One of the things that this country sorely needs to achieve its goals of raising the rate of economic growth to create opportunities and jobs, is a civil service corps that is focused and able to deliver effective and efficient services. Many regular people would tell you that they dread a visit to a government office to request for service. They know that nine times out of ten, their encounter with a public officer is bound to be tedious.
Once you get there you do not only have to contend with queues and red tape but less than friendly service staff. The service providers are simply not driven by results. So whether they provide good service or not, has no bearing whatsoever on how they are compensated. After all their wages, at the end of the day, are guaranteed. Other rewards such as promotion are largely influenced by how close or likeable one is to the boss.
As an added advantage, you are better off subscribing to some unofficial club in a little but strategic corner of the civil service to improve your prospects of career advancement. There was a moment when having had a stint in rural Botswana as either a District Commissioner or Council Secretary would propel you to the higher echelons of the civil service. Another enduring route is to spend some bit of time at the Ministry of Finance and then move over to the Ministry of Trade for accelerated promotion. And surely there must be more of these clubs in other ministries and government departments across the civil service.

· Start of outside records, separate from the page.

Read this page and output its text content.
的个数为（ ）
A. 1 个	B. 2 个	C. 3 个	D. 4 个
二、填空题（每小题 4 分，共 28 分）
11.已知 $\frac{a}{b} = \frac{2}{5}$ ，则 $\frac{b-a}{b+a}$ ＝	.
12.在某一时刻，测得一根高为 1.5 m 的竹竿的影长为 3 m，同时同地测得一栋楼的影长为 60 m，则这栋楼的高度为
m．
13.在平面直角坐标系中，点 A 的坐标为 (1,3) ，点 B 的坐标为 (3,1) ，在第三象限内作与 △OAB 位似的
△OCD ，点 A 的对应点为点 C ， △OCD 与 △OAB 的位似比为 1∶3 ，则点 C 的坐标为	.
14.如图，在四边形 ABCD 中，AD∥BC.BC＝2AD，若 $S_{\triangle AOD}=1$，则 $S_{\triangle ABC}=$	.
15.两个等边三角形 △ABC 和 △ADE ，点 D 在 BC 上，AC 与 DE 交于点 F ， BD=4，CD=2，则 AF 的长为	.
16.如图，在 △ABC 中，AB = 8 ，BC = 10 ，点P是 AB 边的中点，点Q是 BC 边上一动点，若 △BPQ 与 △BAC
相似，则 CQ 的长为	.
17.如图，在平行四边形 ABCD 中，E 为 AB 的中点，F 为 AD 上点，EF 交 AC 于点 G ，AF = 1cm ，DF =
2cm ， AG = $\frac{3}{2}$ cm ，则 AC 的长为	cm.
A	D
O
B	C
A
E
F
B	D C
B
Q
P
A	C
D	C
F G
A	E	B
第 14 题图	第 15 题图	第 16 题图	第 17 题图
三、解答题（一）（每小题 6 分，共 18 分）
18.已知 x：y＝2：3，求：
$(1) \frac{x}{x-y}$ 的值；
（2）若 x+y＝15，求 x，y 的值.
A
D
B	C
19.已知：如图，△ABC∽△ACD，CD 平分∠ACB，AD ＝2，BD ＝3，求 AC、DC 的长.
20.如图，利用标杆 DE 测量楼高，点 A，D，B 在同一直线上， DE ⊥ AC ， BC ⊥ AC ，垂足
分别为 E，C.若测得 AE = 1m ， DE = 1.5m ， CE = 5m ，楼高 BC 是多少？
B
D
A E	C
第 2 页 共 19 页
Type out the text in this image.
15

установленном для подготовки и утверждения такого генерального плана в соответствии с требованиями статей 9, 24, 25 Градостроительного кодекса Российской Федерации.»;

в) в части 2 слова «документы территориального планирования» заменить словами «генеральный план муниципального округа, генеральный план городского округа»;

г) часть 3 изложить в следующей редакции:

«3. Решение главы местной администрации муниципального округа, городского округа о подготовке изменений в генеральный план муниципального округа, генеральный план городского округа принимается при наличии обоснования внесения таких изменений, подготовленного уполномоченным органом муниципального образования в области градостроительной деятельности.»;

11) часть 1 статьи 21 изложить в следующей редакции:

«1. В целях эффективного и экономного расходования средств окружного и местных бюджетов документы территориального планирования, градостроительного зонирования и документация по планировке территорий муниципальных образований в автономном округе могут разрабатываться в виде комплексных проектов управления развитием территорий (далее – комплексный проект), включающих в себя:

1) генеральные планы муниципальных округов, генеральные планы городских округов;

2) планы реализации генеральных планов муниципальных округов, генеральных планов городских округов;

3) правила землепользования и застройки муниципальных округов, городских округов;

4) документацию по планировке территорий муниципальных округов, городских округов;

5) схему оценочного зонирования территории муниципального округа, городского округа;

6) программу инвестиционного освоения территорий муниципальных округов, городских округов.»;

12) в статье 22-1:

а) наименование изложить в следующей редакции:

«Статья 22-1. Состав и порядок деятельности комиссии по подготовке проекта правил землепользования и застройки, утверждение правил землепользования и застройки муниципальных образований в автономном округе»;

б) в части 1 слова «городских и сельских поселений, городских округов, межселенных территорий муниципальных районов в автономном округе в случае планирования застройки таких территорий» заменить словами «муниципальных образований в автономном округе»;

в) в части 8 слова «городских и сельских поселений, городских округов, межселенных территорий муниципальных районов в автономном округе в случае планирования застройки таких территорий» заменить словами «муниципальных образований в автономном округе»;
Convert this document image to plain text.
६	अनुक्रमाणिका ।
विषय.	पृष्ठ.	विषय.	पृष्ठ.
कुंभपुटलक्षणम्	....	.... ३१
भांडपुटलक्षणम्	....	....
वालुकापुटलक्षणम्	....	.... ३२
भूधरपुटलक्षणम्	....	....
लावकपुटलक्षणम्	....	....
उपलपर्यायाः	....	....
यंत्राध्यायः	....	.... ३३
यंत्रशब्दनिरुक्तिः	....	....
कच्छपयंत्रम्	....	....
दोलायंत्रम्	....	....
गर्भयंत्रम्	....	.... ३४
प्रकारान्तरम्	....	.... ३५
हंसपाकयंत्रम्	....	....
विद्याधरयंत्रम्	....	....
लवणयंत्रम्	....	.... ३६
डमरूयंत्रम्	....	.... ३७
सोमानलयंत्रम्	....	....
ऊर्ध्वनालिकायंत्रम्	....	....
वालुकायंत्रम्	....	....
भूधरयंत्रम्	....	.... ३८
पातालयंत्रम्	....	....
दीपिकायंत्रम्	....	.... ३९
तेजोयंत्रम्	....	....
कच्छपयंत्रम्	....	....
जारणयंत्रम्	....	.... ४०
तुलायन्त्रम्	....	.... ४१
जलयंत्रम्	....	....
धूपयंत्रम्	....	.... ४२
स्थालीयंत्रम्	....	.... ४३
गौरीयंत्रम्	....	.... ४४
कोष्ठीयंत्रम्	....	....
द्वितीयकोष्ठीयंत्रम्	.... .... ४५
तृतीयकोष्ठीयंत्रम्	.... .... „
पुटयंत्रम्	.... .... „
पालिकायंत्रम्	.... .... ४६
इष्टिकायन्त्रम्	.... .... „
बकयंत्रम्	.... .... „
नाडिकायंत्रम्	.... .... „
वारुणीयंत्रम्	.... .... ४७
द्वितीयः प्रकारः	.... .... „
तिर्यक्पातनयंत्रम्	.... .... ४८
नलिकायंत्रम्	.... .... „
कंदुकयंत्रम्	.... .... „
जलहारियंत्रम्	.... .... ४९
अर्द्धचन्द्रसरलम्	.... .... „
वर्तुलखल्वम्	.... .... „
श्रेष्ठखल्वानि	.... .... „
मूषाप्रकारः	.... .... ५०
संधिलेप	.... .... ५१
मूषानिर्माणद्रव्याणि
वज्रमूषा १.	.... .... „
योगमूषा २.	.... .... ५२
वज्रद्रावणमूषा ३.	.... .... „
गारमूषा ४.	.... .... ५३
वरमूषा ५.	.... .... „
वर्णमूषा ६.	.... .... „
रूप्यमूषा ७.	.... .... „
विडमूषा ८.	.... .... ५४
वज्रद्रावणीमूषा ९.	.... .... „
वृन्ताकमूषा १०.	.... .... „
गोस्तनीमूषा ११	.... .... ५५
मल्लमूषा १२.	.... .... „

So our civil service is not only unwieldly, humongous but hardly a meritocratic place. It is a place where they can effectively and knowingly defrock you but still allow you continue to draw a salary just to see out your contract. That’s how wasteful they are with our hard earned tax money because their priority despite all these public pronouncements about improving productivity, remain hollow.
As a result of the above, Botswana scores poorly in the World Bank’s doing business rankings. And what does the civil service do to ameliorate such poor showing? Instead of working at real and tangible reforms, they choose to skirt around and then pin their hopes on coaching the private sector to answer survey questions favourably.
In 2019 , the same World Bank also found that Botswana’s “students score low on international and regional assessments (e.g. Trends in International Mathematics and Science Study (TIMSS) and South and Eastern Consortium for Monitoring Educational Quality (SACMEQ) and low quality holds back the desired expansion of senior secondary education because of high failure rates on the Junior Certificate Examination …”. And most of the students are in public schools
Because we judge a tree by the fruits it bears, these then are the results of our civil service. And sadly this is not where we are focusing our energies. Instead, we face a simmering push by civil servants and their trade unions to allow the former to run businesses. As to where a workforce which is already fundamentally beset by poor productivity will find the time to balance their obligations to day jobs and running businesses, defies logic. This would amount to a day light breach of good governance. Ominously, we are being asked as a nation, to sanctify the amendment of labour laws and thereby facilitate a breach of a covenant between the government as the employer and civil servants.
Any opposition to having civil servants running business because they are regulators is demonised as an attack on their freedom of association. However this is a fallacious argument because nothing prohibits them from leaving their government jobs to go into business. . All they seek to do rather is game the system with insider information. They want to abuse their status as civil servants to run such business on their employer’s time. And inevitably they are bound to abuse other resources such as government office space, telecommunications, transport and stationery. We would then end up with a corrupt and unproductive civil service.